1662 hymn by Franz Joachim Burmeister

"Es ist genug" ("It is enough") is a German Lutheran hymn, with text by Franz Joachim Burmeister, written in 1662. The melody, Zahn No. 7173, was written by Johann Rudolph Ahle who collaborated with the poet. It begins with a sequence of three consecutive rising whole tone intervals.

The hymn's last stanza was used by Johann Sebastian Bach as the closing chorale of his cantata O Ewigkeit, du Donnerwort, BWV 60. His setting has been quoted in music, notably in Alban Berg's Violin Concerto.

== History ==

Franz Joachim Burmeister wrote "Es ist genug" in 1662. The topic is a yearning for death.
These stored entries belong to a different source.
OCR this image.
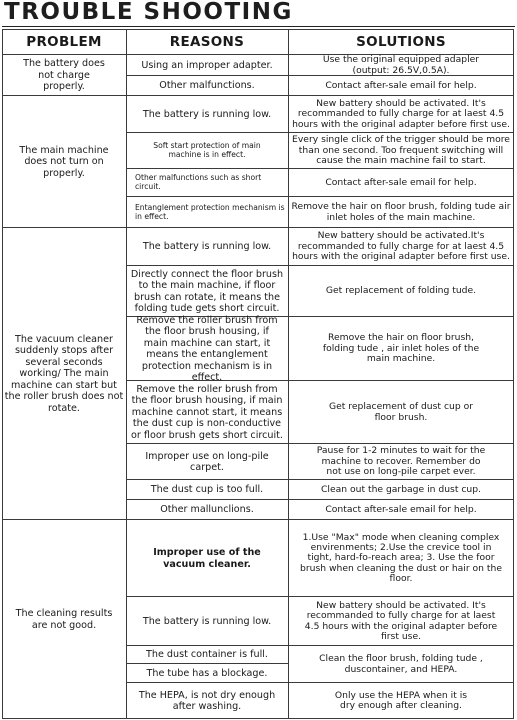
TROUBLE SHOOTING
PROBLEM	REASONS	SOLUTIONS
The battery does not charge properly.
The main machine does not turn on properly.
The vacuum cleaner suddenly stops after several seconds working/ The main machine can start but the roller brush does not rotate.
The cleaning results are not good.
Using an improper adapter.
Other malfunctions.
The battery is running low.
Soft start protection of main machine is in effect.
Other malfunctions such as short circuit.
Entanglement protection mechanism is in effect.
The battery is running low.
Directly connect the floor brush to the main machine, if floor brush can rotate, it means the folding tude gets short circuit.
Remove the roller brush from the floor brush housing, if main machine can start, it means the entanglement protection mechanism is in effect.
Remove the roller brush from the floor brush housing, if main machine cannot start, it means the dust cup is non-conductive or floor brush gets short circuit.
Improper use on long-pile carpet.
The dust cup is too full.
Other mallunclions.
Improper use of the vacuum cleaner.
The battery is running low.
The dust container is full.
The tube has a blockage.
The HEPA, is not dry enough after washing.
Use the original equipped adapler (output: 26.5V,0.5A).
Contact after-sale email for help.
New battery should be activated. It's recommanded to fully charge for at laest 4.5 hours with the original adapter before first use.
Every single click of the trigger should be more than one second. Too frequent switching will cause the main machine fail to start.
Contact after-sale email for help.
Remove the hair on floor brush, folding tude air inlet holes of the main machine.
New battery should be activated.It's recommanded to fully charge for at laest 4.5 hours with the original adapter before first use.
Get replacement of folding tude.
Remove the hair on floor brush, folding tude , air inlet holes of the main machine.
Get replacement of dust cup or floor brush.
Pause for 1-2 minutes to wait for the machine to recover. Remember do not use on long-pile carpet ever.
Clean out the garbage in dust cup.
Contact after-sale email for help.
1.Use "Max" mode when cleaning complex envirenments; 2.Use the crevice tool in tight, hard-fo-reach area; 3. Use the foor brush when cleaning the dust or hair on the floor.
New battery should be activated. It's recommanded to fully charge for at laest 4.5 hours with the original adapter before first use.
Clean the floor brush, folding tude , duscontainer, and HEPA.
Only use the HEPA when it is dry enough after cleaning.
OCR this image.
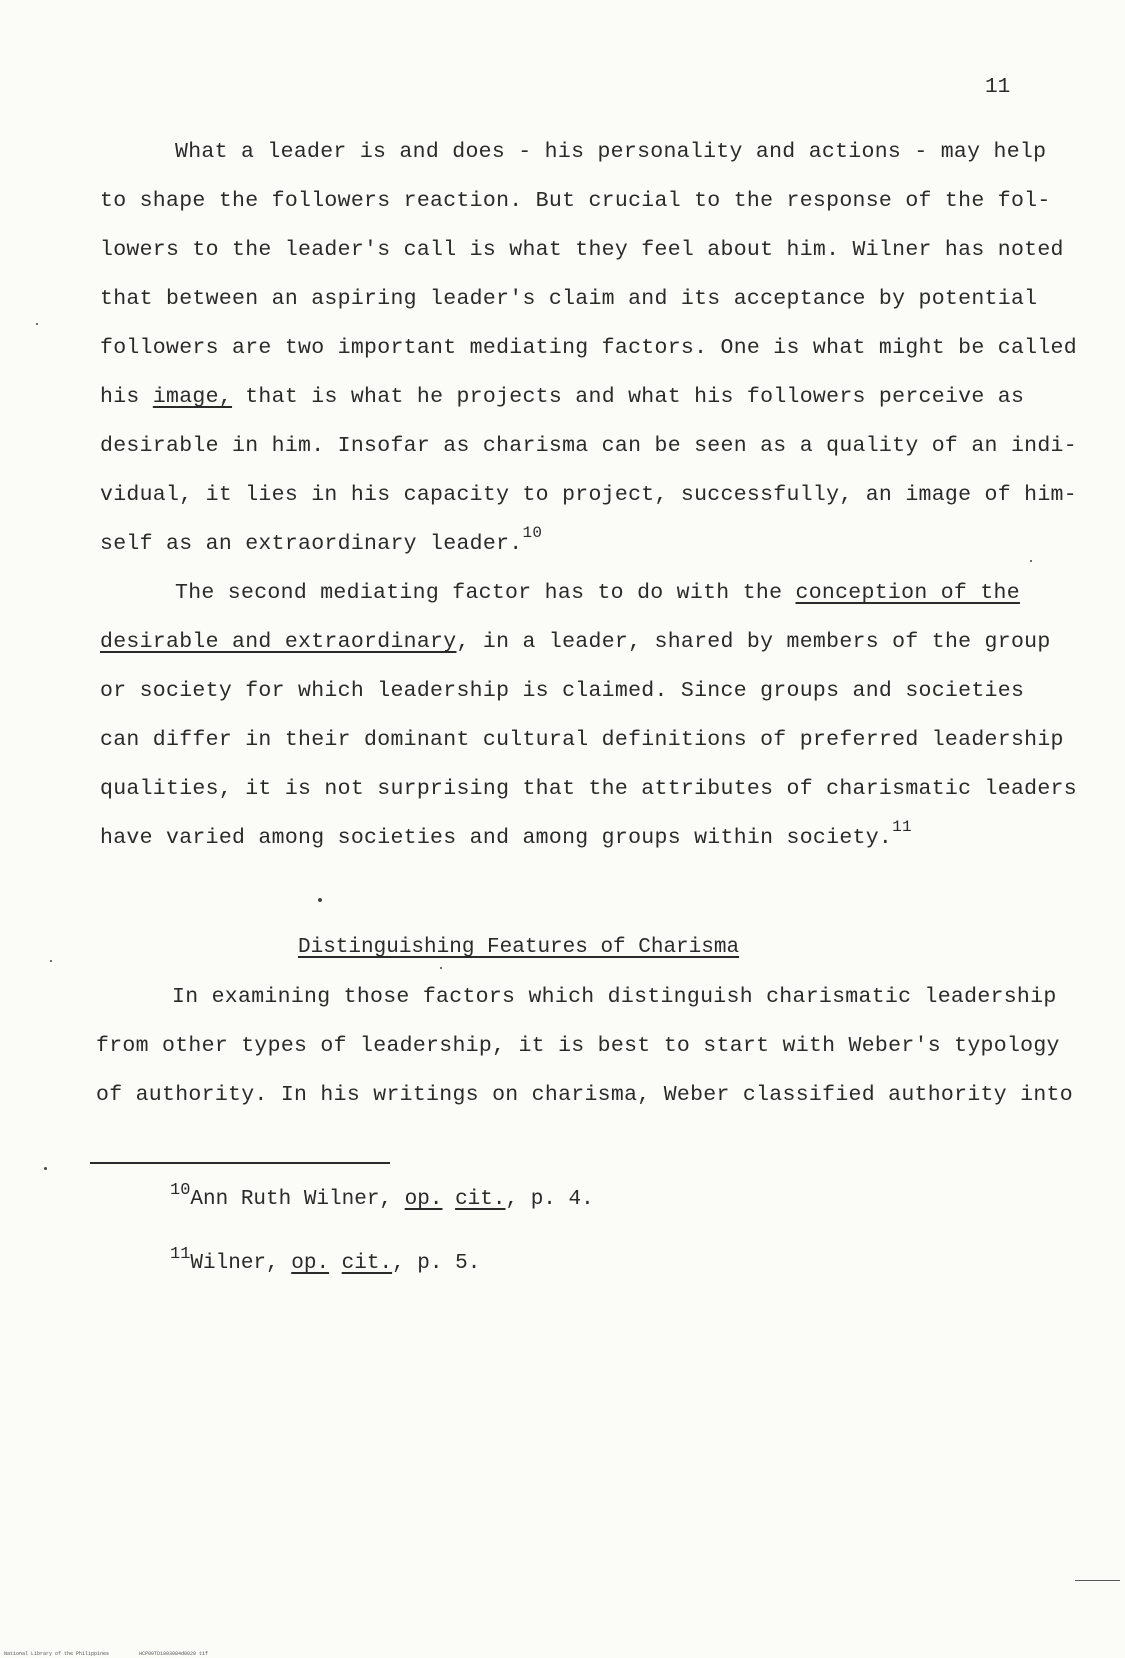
11
What a leader is and does - his personality and actions - may help
to shape the followers reaction. But crucial to the response of the fol-
lowers to the leader's call is what they feel about him. Wilner has noted
that between an aspiring leader's claim and its acceptance by potential
followers are two important mediating factors. One is what might be called
his image, that is what he projects and what his followers perceive as
desirable in him. Insofar as charisma can be seen as a quality of an indi-
vidual, it lies in his capacity to project, successfully, an image of him-
self as an extraordinary leader.$^{10}$
The second mediating factor has to do with the conception of the
desirable and extraordinary, in a leader, shared by members of the group
or society for which leadership is claimed. Since groups and societies
can differ in their dominant cultural definitions of preferred leadership
qualities, it is not surprising that the attributes of charismatic leaders
have varied among societies and among groups within society.$^{11}$
Distinguishing Features of Charisma
In examining those factors which distinguish charismatic leadership
from other types of leadership, it is best to start with Weber's typology
of authority. In his writings on charisma, Weber classified authority into
$^{10}$Ann Ruth Wilner, op. cit., p. 4.
$^{11}$Wilner, op. cit., p. 5.
National Library of the Philippines	HCP00TD1003084d0020 tif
It is inspired by the sentiment the prophet Elijah expresses in the First Book of Kings: "It is enough; now, O Lord, take away my life; for I am not better than my fathers". All seven stanzas begin and end with the line "Es ist genug". It was printed in 1844 in the hymnal Gesangbuch zum gottesdienstlichen Gebrauche in den Stadtkirchen zu Leipzig (Hymnal for Use in the Service of the Town Churches of Leipzig), in the section "Vorbereitung auf den Tod" ("Of the preparation for death").

== Melody and settings ==
The melody, also from 1662, is by Johann Rudolph Ahle, who collaborated with Burmeister on several hymns. He was church musician at Divi Blasii in Mühlhausen, a position Bach later also held. The tune begins with an unusual motif of three upward whole tone intervals, the first half of a whole tone scale and also the first three notes of the diatonic Lydian mode. The interval from the first to the fourth note is a tritone, sometimes called diabolus in musica (devil in music). Alfred Dürr writes that the opening "might have been felt outrageous" at the time of its composition, "only justified as a musical figure depicting the soul's crossing over from life into death".

Bach used the hymn's last stanza to conclude his cantata O Ewigkeit, du Donnerwort, BWV 60, and it has often been quoted, notably in Alban Berg's Violin Concerto. Berg wrote variations on the chorale in the concerto's last movement. It was his last finished work. Otto Klemperer wrote in the newspaper Wiener Tag on 21 October 1936: "The second movement begins with the J. S. Bach chorale 'Es ist genug': 'It is enough! Lord, if it please Thee, my Jesus, come! World, good night. I go to the heavenly house, with a heart full of joy. My sorrows remain below.' The variations on this chorale, the sounds that emanate from the violin, that bring into being a completely new world for the instrument, the way in which at the conclusion the music seems to span the cosmos, from the lowest depths to the sublime heights".